"Railway"

Jesse Sheidlower jester at PANIX.COM
Wed Nov 7 21:01:52 UTC 2007


On Wed, Nov 07, 2007 at 12:45:46PM -0500, Wilson Gray wrote:
> Jesse Sheidlower writes:
>
> ' ... [P]erhaps even the use of "railway" is odd for an American source."
>
> FWIW, "railway" sounds okay to me. It actually appears to be used
> interchangeably. E.g., the Texas & Pacific Railway (the "T&P") is a
> unit of the Missouri-Pacific Railroad (the "MoPac"). My father once
> "ran on the road" on the Sunshine Special, a MoPac-T&P train
> celebrated in a blues by Blind Lemon Jefferson.

Both _railway_ and _railroad_ are in use in Britain and
America, but there's a distinct preference for the former in
the former and the latter in the latter. Ben Zimmer ran some
numbers in the Oxford Corpus demonstrating this connection
clearly.
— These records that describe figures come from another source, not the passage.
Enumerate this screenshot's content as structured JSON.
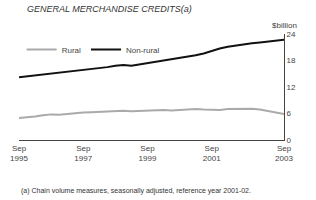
{
  "chart_data": {
    "type": "line",
    "title": "GENERAL MERCHANDISE CREDITS(a)",
    "footnote": "(a) Chain volume measures, seasonally adjusted, reference year 2001-02.",
    "ylabel": "$billion",
    "categories": [
      "Sep\n1995",
      null,
      null,
      null,
      null,
      null,
      null,
      null,
      "Sep\n1997",
      null,
      null,
      null,
      null,
      null,
      null,
      null,
      "Sep\n1999",
      null,
      null,
      null,
      null,
      null,
      null,
      null,
      "Sep\n2001",
      null,
      null,
      null,
      null,
      null,
      null,
      null,
      null,
      "Sep\n2003"
    ],
    "series": [
      {
        "name": "Rural",
        "color": "#aaaaaa",
        "values": [
          5.0,
          5.1,
          5.3,
          5.6,
          5.8,
          5.7,
          5.9,
          6.1,
          6.2,
          6.3,
          6.4,
          6.4,
          6.5,
          6.6,
          6.5,
          6.6,
          6.6,
          6.7,
          6.8,
          6.7,
          6.8,
          6.9,
          7.0,
          6.9,
          6.9,
          6.8,
          7.0,
          7.0,
          7.1,
          7.1,
          6.9,
          6.6,
          6.3,
          5.9
        ]
      },
      {
        "name": "Non-rural",
        "color": "#111111",
        "values": [
          14.2,
          14.4,
          14.6,
          14.9,
          15.1,
          15.3,
          15.5,
          15.7,
          15.9,
          16.1,
          16.3,
          16.5,
          16.8,
          17.0,
          16.8,
          17.1,
          17.3,
          17.6,
          17.9,
          18.2,
          18.5,
          18.8,
          19.2,
          19.6,
          20.2,
          20.7,
          21.1,
          21.4,
          21.6,
          21.9,
          22.1,
          22.3,
          22.5,
          22.7
        ]
      }
    ],
    "ylim": [
      0,
      24
    ],
    "yticks": [
      0,
      6,
      12,
      18,
      24
    ],
    "grid": false,
    "legend": "upper left"
  }
}
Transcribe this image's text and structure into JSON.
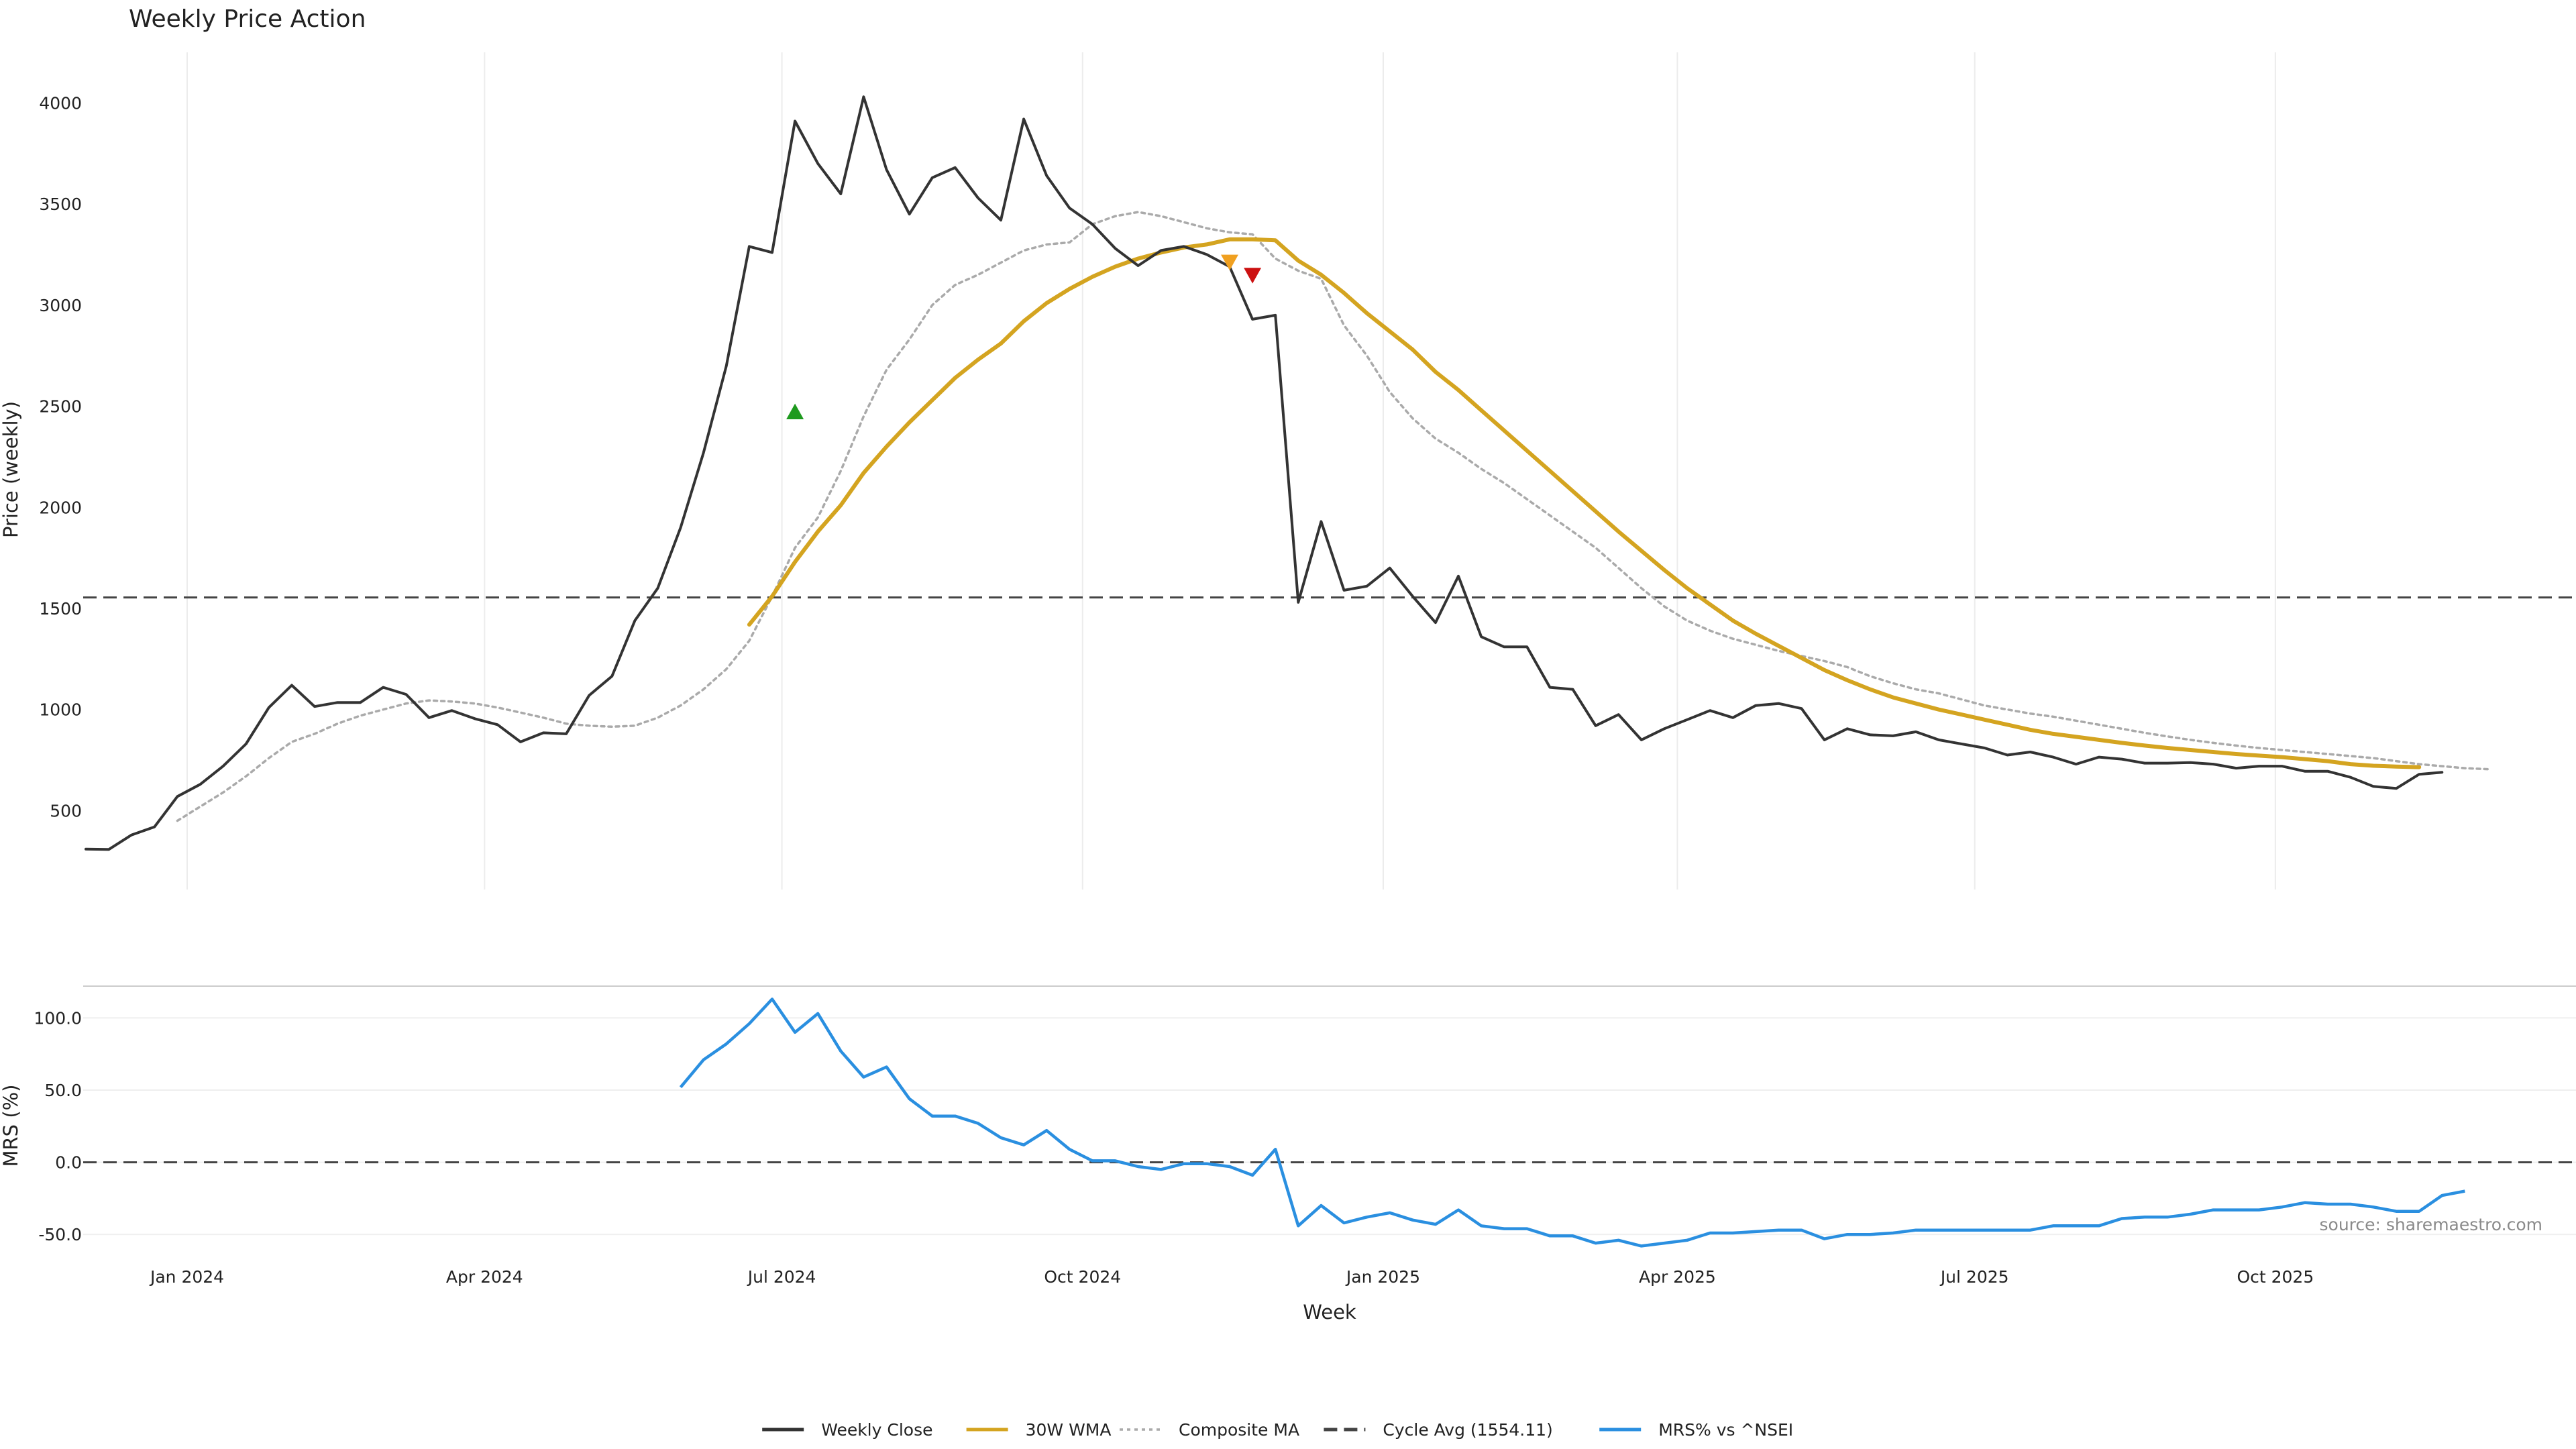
{
  "title": "Weekly Price Action",
  "source_text": "source: sharemaestro.com",
  "colors": {
    "close": "#333333",
    "wma": "#d4a420",
    "composite": "#aaaaaa",
    "cycle": "#444444",
    "mrs": "#2a8fe0",
    "buy": "#1e9a1e",
    "sell_orange": "#f0a020",
    "sell_red": "#cc1111"
  },
  "chart_data": [
    {
      "type": "line",
      "ylabel": "Price (weekly)",
      "xlabel": "",
      "x_start": "2023-12-01",
      "x_step_days": 7,
      "ylim": [
        110,
        4250
      ],
      "yticks": [
        500,
        1000,
        1500,
        2000,
        2500,
        3000,
        3500,
        4000
      ],
      "grid": "vertical",
      "series": [
        {
          "name": "Weekly Close",
          "style": "solid",
          "offset": 0,
          "values": [
            310,
            308,
            380,
            420,
            570,
            630,
            720,
            830,
            1010,
            1120,
            1015,
            1035,
            1035,
            1110,
            1075,
            960,
            995,
            955,
            925,
            840,
            885,
            880,
            1070,
            1165,
            1440,
            1600,
            1900,
            2270,
            2700,
            3290,
            3260,
            3910,
            3700,
            3550,
            4030,
            3670,
            3450,
            3630,
            3680,
            3530,
            3420,
            3920,
            3640,
            3480,
            3400,
            3280,
            3195,
            3270,
            3290,
            3250,
            3190,
            2930,
            2950,
            1530,
            1930,
            1590,
            1610,
            1700,
            1560,
            1430,
            1660,
            1360,
            1310,
            1310,
            1110,
            1100,
            920,
            975,
            850,
            905,
            950,
            995,
            960,
            1020,
            1030,
            1005,
            850,
            905,
            875,
            870,
            890,
            850,
            830,
            810,
            775,
            790,
            765,
            730,
            765,
            755,
            735,
            735,
            738,
            730,
            710,
            720,
            720,
            695,
            695,
            665,
            620,
            610,
            680,
            690
          ]
        },
        {
          "name": "30W WMA",
          "style": "solid",
          "offset": 29,
          "values": [
            1420,
            1560,
            1730,
            1880,
            2010,
            2170,
            2300,
            2420,
            2530,
            2640,
            2730,
            2810,
            2920,
            3010,
            3080,
            3140,
            3190,
            3230,
            3260,
            3285,
            3300,
            3325,
            3325,
            3320,
            3220,
            3150,
            3060,
            2960,
            2870,
            2780,
            2670,
            2580,
            2480,
            2380,
            2280,
            2180,
            2080,
            1980,
            1880,
            1785,
            1690,
            1600,
            1520,
            1440,
            1375,
            1315,
            1255,
            1195,
            1145,
            1100,
            1060,
            1030,
            1000,
            975,
            950,
            925,
            900,
            880,
            865,
            850,
            835,
            822,
            810,
            800,
            790,
            780,
            772,
            765,
            755,
            745,
            730,
            722,
            718,
            715
          ]
        },
        {
          "name": "Composite MA",
          "style": "dotted",
          "offset": 4,
          "values": [
            450,
            520,
            590,
            670,
            760,
            840,
            880,
            930,
            970,
            1000,
            1030,
            1045,
            1040,
            1030,
            1010,
            985,
            960,
            930,
            920,
            915,
            920,
            960,
            1020,
            1100,
            1200,
            1340,
            1560,
            1800,
            1950,
            2180,
            2450,
            2680,
            2830,
            3000,
            3100,
            3150,
            3210,
            3270,
            3300,
            3310,
            3400,
            3440,
            3460,
            3440,
            3410,
            3380,
            3360,
            3350,
            3230,
            3170,
            3130,
            2900,
            2750,
            2570,
            2440,
            2340,
            2270,
            2190,
            2120,
            2040,
            1960,
            1880,
            1800,
            1700,
            1600,
            1510,
            1440,
            1390,
            1350,
            1320,
            1290,
            1265,
            1240,
            1210,
            1165,
            1130,
            1100,
            1080,
            1050,
            1020,
            1000,
            980,
            965,
            945,
            925,
            905,
            885,
            867,
            850,
            835,
            822,
            810,
            800,
            790,
            780,
            770,
            760,
            745,
            730,
            720,
            710,
            705
          ]
        }
      ],
      "reference_lines": [
        {
          "name": "Cycle Avg (1554.11)",
          "value": 1554.11,
          "style": "dashed"
        }
      ],
      "markers": [
        {
          "type": "triangle-up",
          "color": "buy",
          "x_index": 31,
          "y": 2470
        },
        {
          "type": "triangle-down",
          "color": "sell_orange",
          "x_index": 50,
          "y": 3215
        },
        {
          "type": "triangle-down",
          "color": "sell_red",
          "x_index": 51,
          "y": 3150
        }
      ]
    },
    {
      "type": "line",
      "ylabel": "MRS (%)",
      "xlabel": "Week",
      "ylim": [
        -62,
        122
      ],
      "yticks": [
        -50.0,
        0.0,
        50.0,
        100.0
      ],
      "series": [
        {
          "name": "MRS% vs ^NSEI",
          "style": "solid",
          "offset": 26,
          "values": [
            52,
            71,
            82,
            96,
            113,
            90,
            103,
            77,
            59,
            66,
            44,
            32,
            32,
            27,
            17,
            12,
            22,
            9,
            1,
            1,
            -3,
            -5,
            -1,
            -1,
            -3,
            -9,
            9,
            -44,
            -30,
            -42,
            -38,
            -35,
            -40,
            -43,
            -33,
            -44,
            -46,
            -46,
            -51,
            -51,
            -56,
            -54,
            -58,
            -56,
            -54,
            -49,
            -49,
            -48,
            -47,
            -47,
            -53,
            -50,
            -50,
            -49,
            -47,
            -47,
            -47,
            -47,
            -47,
            -47,
            -44,
            -44,
            -44,
            -39,
            -38,
            -38,
            -36,
            -33,
            -33,
            -33,
            -31,
            -28,
            -29,
            -29,
            -31,
            -34,
            -34,
            -23,
            -20
          ]
        }
      ],
      "reference_lines": [
        {
          "name": "",
          "value": 0,
          "style": "dashed"
        }
      ],
      "xticks": [
        {
          "label": "Jan 2024",
          "date": "2024-01-01"
        },
        {
          "label": "Apr 2024",
          "date": "2024-04-01"
        },
        {
          "label": "Jul 2024",
          "date": "2024-07-01"
        },
        {
          "label": "Oct 2024",
          "date": "2024-10-01"
        },
        {
          "label": "Jan 2025",
          "date": "2025-01-01"
        },
        {
          "label": "Apr 2025",
          "date": "2025-04-01"
        },
        {
          "label": "Jul 2025",
          "date": "2025-07-01"
        },
        {
          "label": "Oct 2025",
          "date": "2025-10-01"
        }
      ]
    }
  ],
  "legend": {
    "placement": "bottom-center",
    "items": [
      {
        "label": "Weekly Close",
        "color": "close",
        "style": "solid"
      },
      {
        "label": "30W WMA",
        "color": "wma",
        "style": "solid"
      },
      {
        "label": "Composite MA",
        "color": "composite",
        "style": "dotted"
      },
      {
        "label": "Cycle Avg (1554.11)",
        "color": "cycle",
        "style": "dashed"
      },
      {
        "label": "MRS% vs ^NSEI",
        "color": "mrs",
        "style": "solid"
      }
    ]
  }
}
I think this is an interesting pair to compare,
because it's not the sort of binary thing where the forms are
totally different (e.g. _windscreen_ and _boot_ are almost
exclusively British, and _windshield_ and _trunk_ almost
exclusively American), but there's more of a flow. Yet within
this flow, the pattern is pretty clear.

Also, it seems to be the case that in America _railway_ is
limited to reference to railway companies, as in your
examples, whereas in Britain it's used more broadly.